Foreign immigrants and businessmen who were natives of other city-states, and who lived in the host Polis to practice a trade, constituted another non-citizen class that held a higher position than the laborers. Called the metics, their status was lower than that of full citizens, although they occupied the middle class for the most part. Their relationship with the people of their host states was often strained, especially during times of war; however, they enjoyed more opportunities for social mobility than the laborer class. The metics held an official legal status as "guest citizens," as long as they made sure to register with the local government. They were also required to pay taxes and participate in the military whenever necessary.
Slaves occupied the lowest rung of the social ladder, as they were considered property. They were also not officially recognized as a class within the poleis' hierarchy. The slaves were often obtained as captives of war, or were bought from slave traders, and only a small number of them were Greeks. They held a variety of occupations--according to their masters' needs--and some of them were even skilled craftsmen. However, they were usually treated worse than the laborers, although some citizens advocated for better slave management through more humane treatment. Moreover, slaves could earn their freedom by buying it, or by performing in an outstanding manner in military campaigns.

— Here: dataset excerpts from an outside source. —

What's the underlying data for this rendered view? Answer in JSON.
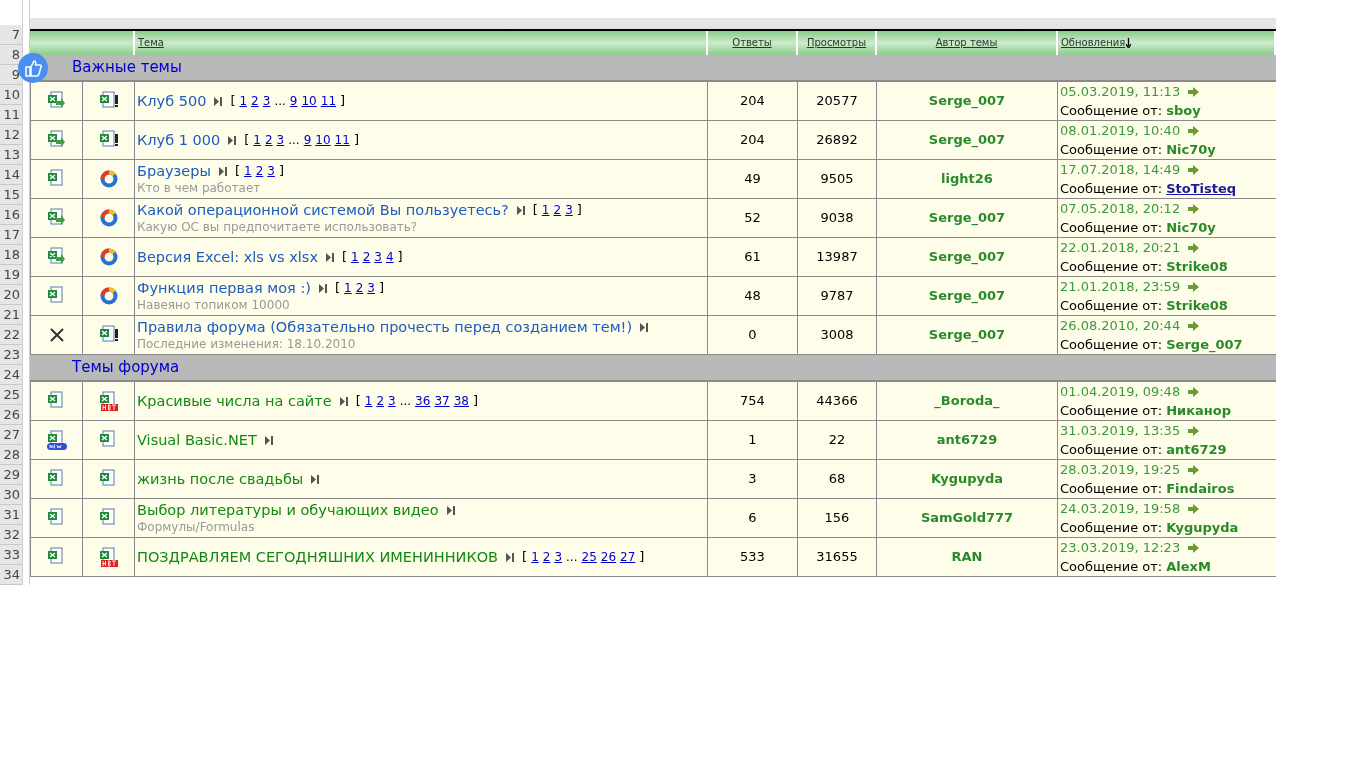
{
  "sheet": {
    "row_numbers": [
      "7",
      "8",
      "9",
      "10",
      "11",
      "12",
      "13",
      "14",
      "15",
      "16",
      "17",
      "18",
      "19",
      "20",
      "21",
      "22",
      "23",
      "24",
      "25",
      "26",
      "27",
      "28",
      "29",
      "30",
      "31",
      "32",
      "33",
      "34"
    ]
  },
  "table": {
    "columns": [
      "Тема",
      "Ответы",
      "Просмотры",
      "Автор темы",
      "Обновления"
    ],
    "sections": [
      {
        "title": "Важные темы",
        "kind": "important",
        "topics": [
          {
            "status_icon": {
              "kind": "updated"
            },
            "type_icon": {
              "kind": "sticky"
            },
            "title": "Клуб 500",
            "pages": [
              {
                "text": "[",
                "kind": "bracket"
              },
              {
                "text": "1",
                "kind": "link"
              },
              {
                "text": "2",
                "kind": "link"
              },
              {
                "text": "3",
                "kind": "link"
              },
              {
                "text": "...",
                "kind": "gap"
              },
              {
                "text": "9",
                "kind": "link"
              },
              {
                "text": "10",
                "kind": "link"
              },
              {
                "text": "11",
                "kind": "link"
              },
              {
                "text": "]",
                "kind": "bracket"
              }
            ],
            "replies": "204",
            "views": "20577",
            "author": "Serge_007",
            "last_date": "05.03.2019, 11:13",
            "last_label": "Сообщение от:",
            "last_by": {
              "text": "sboy",
              "kind": "user"
            }
          },
          {
            "status_icon": {
              "kind": "updated"
            },
            "type_icon": {
              "kind": "sticky"
            },
            "title": "Клуб 1 000",
            "pages": [
              {
                "text": "[",
                "kind": "bracket"
              },
              {
                "text": "1",
                "kind": "link"
              },
              {
                "text": "2",
                "kind": "link"
              },
              {
                "text": "3",
                "kind": "link"
              },
              {
                "text": "...",
                "kind": "gap"
              },
              {
                "text": "9",
                "kind": "link"
              },
              {
                "text": "10",
                "kind": "link"
              },
              {
                "text": "11",
                "kind": "link"
              },
              {
                "text": "]",
                "kind": "bracket"
              }
            ],
            "replies": "204",
            "views": "26892",
            "author": "Serge_007",
            "last_date": "08.01.2019, 10:40",
            "last_label": "Сообщение от:",
            "last_by": {
              "text": "Nic70y",
              "kind": "user"
            }
          },
          {
            "status_icon": {
              "kind": "plain"
            },
            "type_icon": {
              "kind": "poll"
            },
            "title": "Браузеры",
            "pages": [
              {
                "text": "[",
                "kind": "bracket"
              },
              {
                "text": "1",
                "kind": "link"
              },
              {
                "text": "2",
                "kind": "link"
              },
              {
                "text": "3",
                "kind": "link"
              },
              {
                "text": "]",
                "kind": "bracket"
              }
            ],
            "description": "Кто в чем работает",
            "replies": "49",
            "views": "9505",
            "author": "light26",
            "last_date": "17.07.2018, 14:49",
            "last_label": "Сообщение от:",
            "last_by": {
              "text": "StoTisteq",
              "kind": "link"
            }
          },
          {
            "status_icon": {
              "kind": "updated"
            },
            "type_icon": {
              "kind": "poll"
            },
            "title": "Какой операционной системой Вы пользуетесь?",
            "pages": [
              {
                "text": "[",
                "kind": "bracket"
              },
              {
                "text": "1",
                "kind": "link"
              },
              {
                "text": "2",
                "kind": "link"
              },
              {
                "text": "3",
                "kind": "link"
              },
              {
                "text": "]",
                "kind": "bracket"
              }
            ],
            "description": "Какую ОС вы предпочитаете использовать?",
            "replies": "52",
            "views": "9038",
            "author": "Serge_007",
            "last_date": "07.05.2018, 20:12",
            "last_label": "Сообщение от:",
            "last_by": {
              "text": "Nic70y",
              "kind": "user"
            }
          },
          {
            "status_icon": {
              "kind": "updated"
            },
            "type_icon": {
              "kind": "poll"
            },
            "title": "Версия Excel: xls vs xlsx",
            "pages": [
              {
                "text": "[",
                "kind": "bracket"
              },
              {
                "text": "1",
                "kind": "link"
              },
              {
                "text": "2",
                "kind": "link"
              },
              {
                "text": "3",
                "kind": "link"
              },
              {
                "text": "4",
                "kind": "link"
              },
              {
                "text": "]",
                "kind": "bracket"
              }
            ],
            "replies": "61",
            "views": "13987",
            "author": "Serge_007",
            "last_date": "22.01.2018, 20:21",
            "last_label": "Сообщение от:",
            "last_by": {
              "text": "Strike08",
              "kind": "user"
            }
          },
          {
            "status_icon": {
              "kind": "plain"
            },
            "type_icon": {
              "kind": "poll"
            },
            "title": "Функция первая моя :)",
            "pages": [
              {
                "text": "[",
                "kind": "bracket"
              },
              {
                "text": "1",
                "kind": "link"
              },
              {
                "text": "2",
                "kind": "link"
              },
              {
                "text": "3",
                "kind": "link"
              },
              {
                "text": "]",
                "kind": "bracket"
              }
            ],
            "description": "Навеяно топиком 10000",
            "replies": "48",
            "views": "9787",
            "author": "Serge_007",
            "last_date": "21.01.2018, 23:59",
            "last_label": "Сообщение от:",
            "last_by": {
              "text": "Strike08",
              "kind": "user"
            }
          },
          {
            "status_icon": {
              "kind": "closed"
            },
            "type_icon": {
              "kind": "sticky"
            },
            "title": "Правила форума (Обязательно прочесть перед созданием тем!)",
            "description": "Последние изменения: 18.10.2010",
            "replies": "0",
            "views": "3008",
            "author": "Serge_007",
            "last_date": "26.08.2010, 20:44",
            "last_label": "Сообщение от:",
            "last_by": {
              "text": "Serge_007",
              "kind": "user"
            }
          }
        ]
      },
      {
        "title": "Темы форума",
        "kind": "normal",
        "topics": [
          {
            "status_icon": {
              "kind": "plain"
            },
            "type_icon": {
              "kind": "hot"
            },
            "title": "Красивые числа на сайте",
            "pages": [
              {
                "text": "[",
                "kind": "bracket"
              },
              {
                "text": "1",
                "kind": "link"
              },
              {
                "text": "2",
                "kind": "link"
              },
              {
                "text": "3",
                "kind": "link"
              },
              {
                "text": "...",
                "kind": "gap"
              },
              {
                "text": "36",
                "kind": "link"
              },
              {
                "text": "37",
                "kind": "link"
              },
              {
                "text": "38",
                "kind": "link"
              },
              {
                "text": "]",
                "kind": "bracket"
              }
            ],
            "replies": "754",
            "views": "44366",
            "author": "_Boroda_",
            "last_date": "01.04.2019, 09:48",
            "last_label": "Сообщение от:",
            "last_by": {
              "text": "Никанор",
              "kind": "user"
            }
          },
          {
            "status_icon": {
              "kind": "new"
            },
            "type_icon": {
              "kind": "normal"
            },
            "title": "Visual Basic.NET",
            "replies": "1",
            "views": "22",
            "author": "ant6729",
            "last_date": "31.03.2019, 13:35",
            "last_label": "Сообщение от:",
            "last_by": {
              "text": "ant6729",
              "kind": "user"
            }
          },
          {
            "status_icon": {
              "kind": "plain"
            },
            "type_icon": {
              "kind": "normal"
            },
            "title": "жизнь после свадьбы",
            "replies": "3",
            "views": "68",
            "author": "Kygupyda",
            "last_date": "28.03.2019, 19:25",
            "last_label": "Сообщение от:",
            "last_by": {
              "text": "Findairos",
              "kind": "user"
            }
          },
          {
            "status_icon": {
              "kind": "plain"
            },
            "type_icon": {
              "kind": "normal"
            },
            "title": "Выбор литературы и обучающих видео",
            "description": "Формулы/Formulas",
            "replies": "6",
            "views": "156",
            "author": "SamGold777",
            "last_date": "24.03.2019, 19:58",
            "last_label": "Сообщение от:",
            "last_by": {
              "text": "Kygupyda",
              "kind": "user"
            }
          },
          {
            "status_icon": {
              "kind": "plain"
            },
            "type_icon": {
              "kind": "hot"
            },
            "title": "ПОЗДРАВЛЯЕМ СЕГОДНЯШНИХ ИМЕНИННИКОВ",
            "pages": [
              {
                "text": "[",
                "kind": "bracket"
              },
              {
                "text": "1",
                "kind": "link"
              },
              {
                "text": "2",
                "kind": "link"
              },
              {
                "text": "3",
                "kind": "link"
              },
              {
                "text": "...",
                "kind": "gap"
              },
              {
                "text": "25",
                "kind": "link"
              },
              {
                "text": "26",
                "kind": "link"
              },
              {
                "text": "27",
                "kind": "link"
              },
              {
                "text": "]",
                "kind": "bracket"
              }
            ],
            "replies": "533",
            "views": "31655",
            "author": "RAN",
            "last_date": "23.03.2019, 12:23",
            "last_label": "Сообщение от:",
            "last_by": {
              "text": "AlexM",
              "kind": "user"
            }
          }
        ]
      }
    ]
  }
}
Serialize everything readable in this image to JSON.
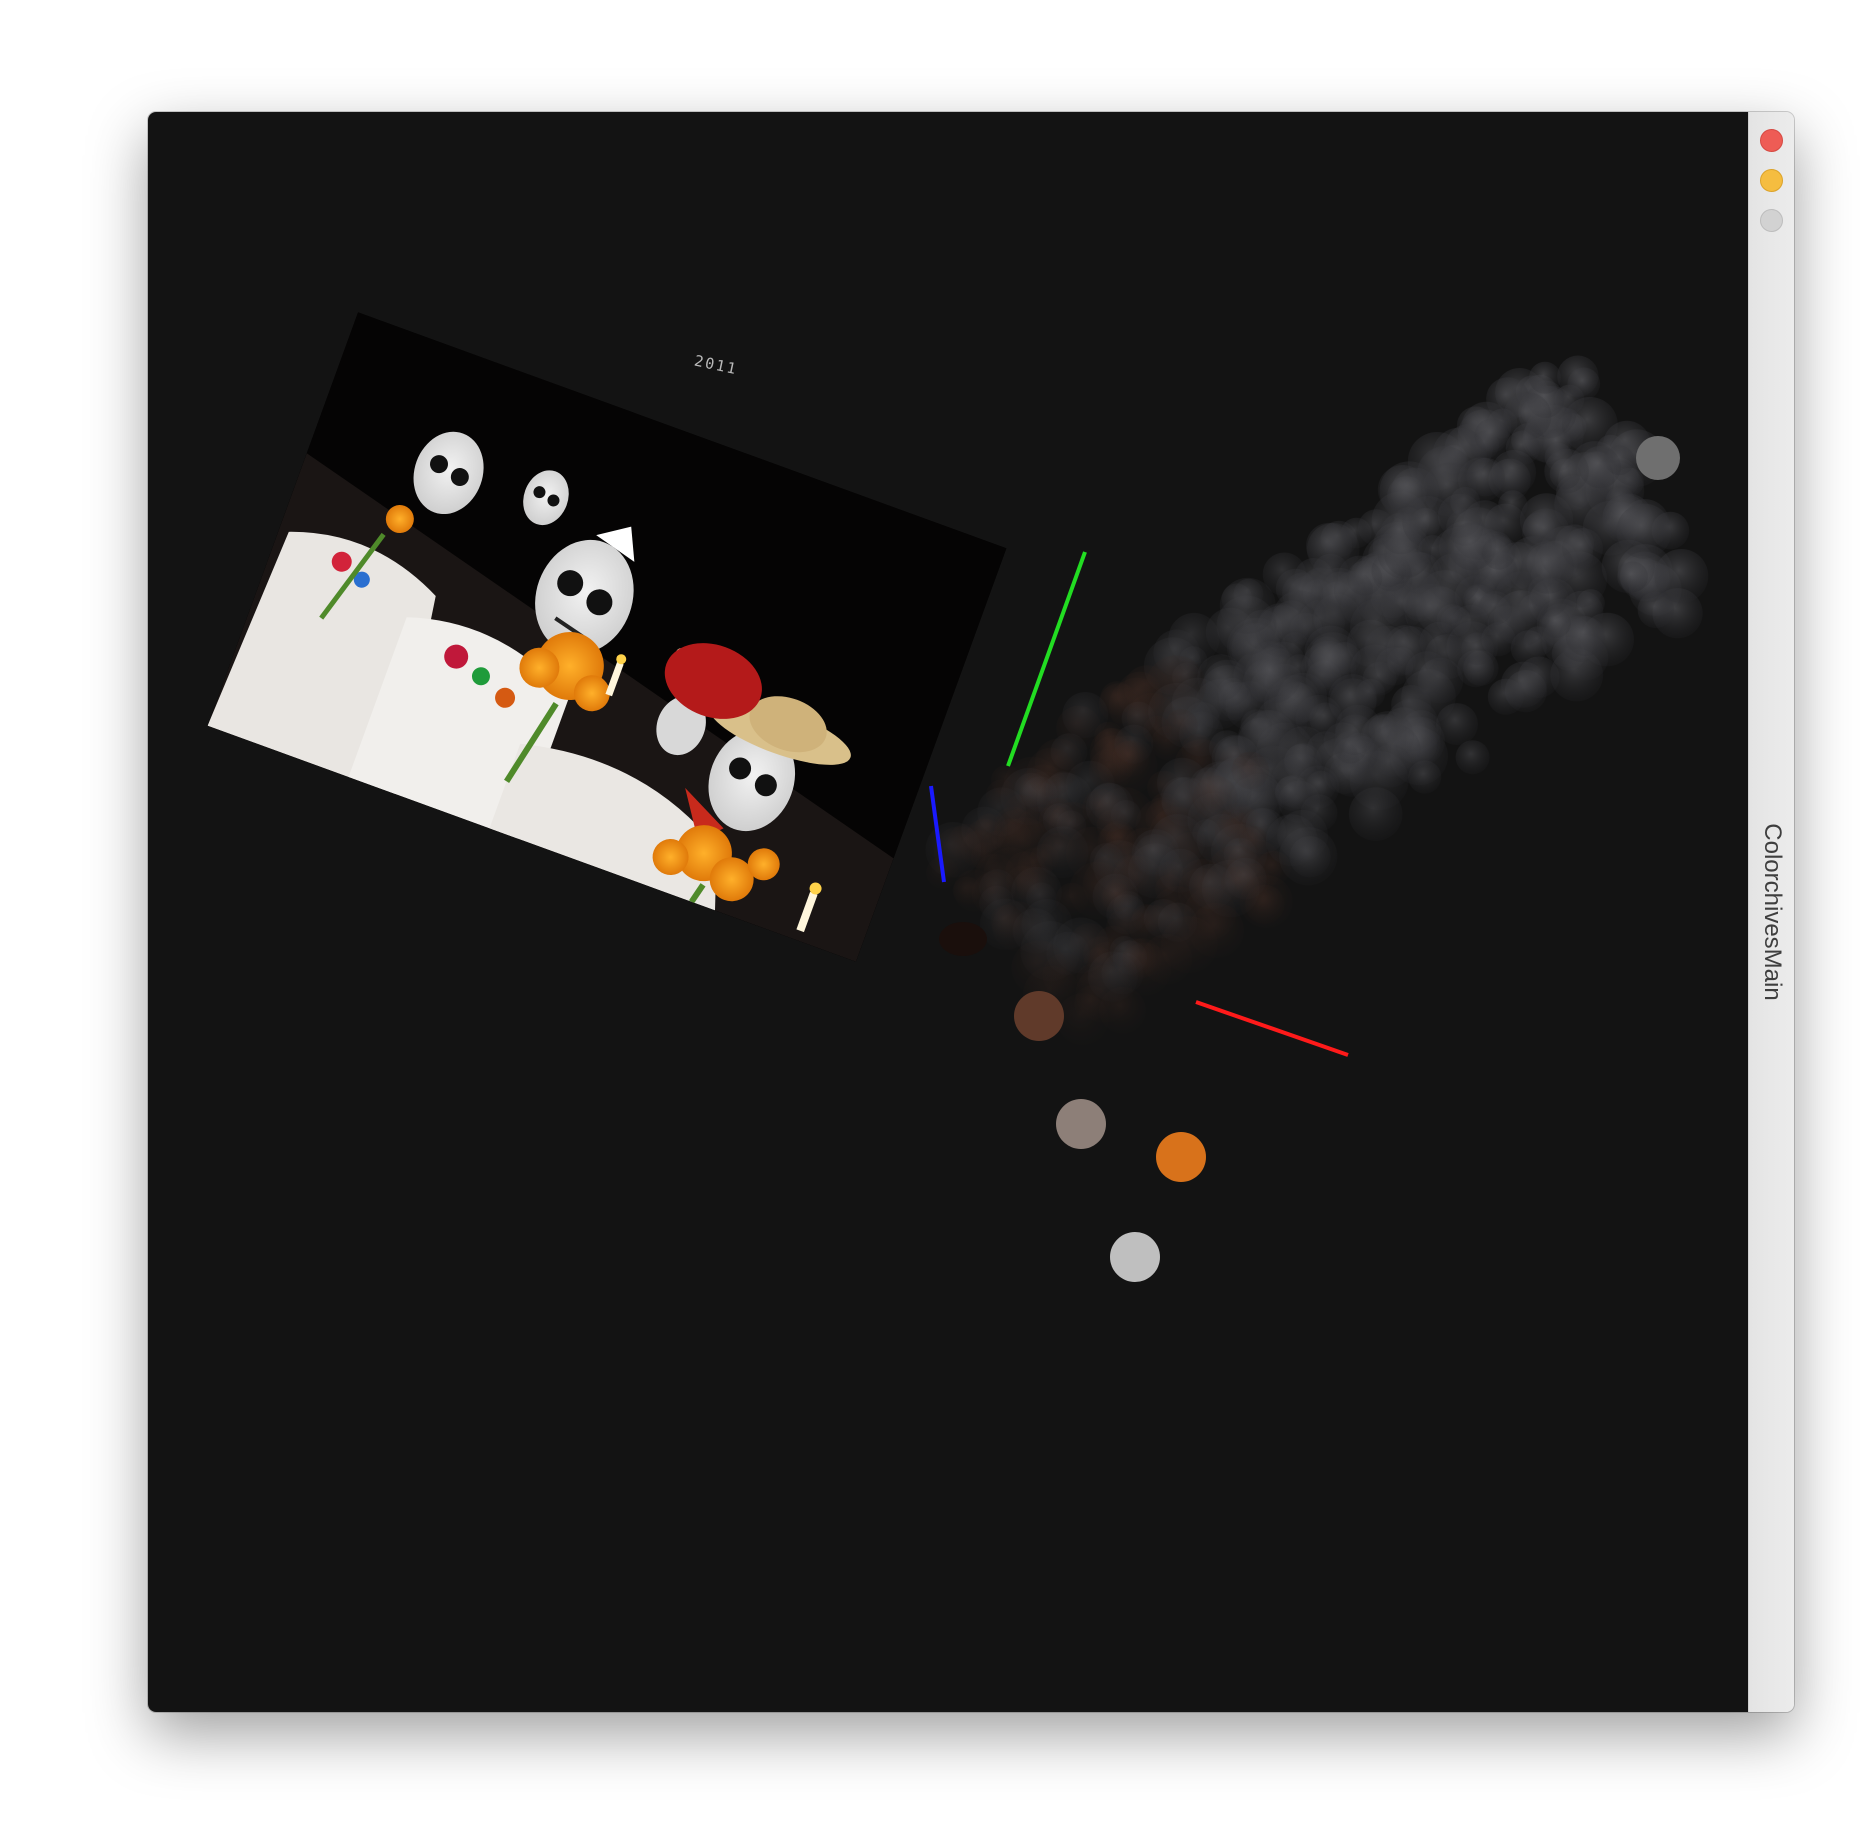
{
  "window": {
    "title": "ColorchivesMain",
    "controls": {
      "close": "close-button",
      "minimize": "minimize-button",
      "zoom": "zoom-button"
    }
  },
  "canvas": {
    "background_color": "#131313",
    "photo": {
      "subject": "Day of the Dead procession photograph",
      "year_label": "2011"
    },
    "axes": {
      "x_color": "#ff1a1a",
      "y_color": "#22dd22",
      "z_color": "#1a1aff"
    },
    "swatches": [
      {
        "name": "swatch-brown",
        "color": "#603a2a"
      },
      {
        "name": "swatch-taupe",
        "color": "#8d7f78"
      },
      {
        "name": "swatch-orange",
        "color": "#d8721b"
      },
      {
        "name": "swatch-light-gray",
        "color": "#bfbfbf"
      }
    ]
  }
}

On a level as low as the slaves--also not considered full citizens--were the prostitutes, who came in two categories: the brothel prostitutes, or porne; and the more cultured and educated hetaera, who were performers as well as sexual partners.
An Ideal Society
Despite the strictly defined roles of Ancient Greek society, movement between the social classes was possible to some extent. In particular, momentous life events such as war could drastically alter one's social standing. In general, however, there was only minimal contact between the social classes, which, for the most part, was considered illicit.
Modern understanding of most aspects of Ancient Greek society is based mostly on conjecture, and on the writings of such philosophers as Plato (who lived between 423 BCE and 347 BCE) and Aristotle (385 BCE-323 BCE). However, these sources had their biases, and often spoke of what was ideal for Greek society at the time, rather than indicating what was practiced in truth.
During its long process of urbanization, Ancient Greece encountered many different cultures through colonization, immigration, wars, and trade, and the Greeks had to adapt accordingly. Today, Ancient Greece is considered the foundation of Western civilization, but during its time, it was constantly struggling with questions of what citizenship truly meant, and how individuals were supposed to act and interact within the context of a greater society.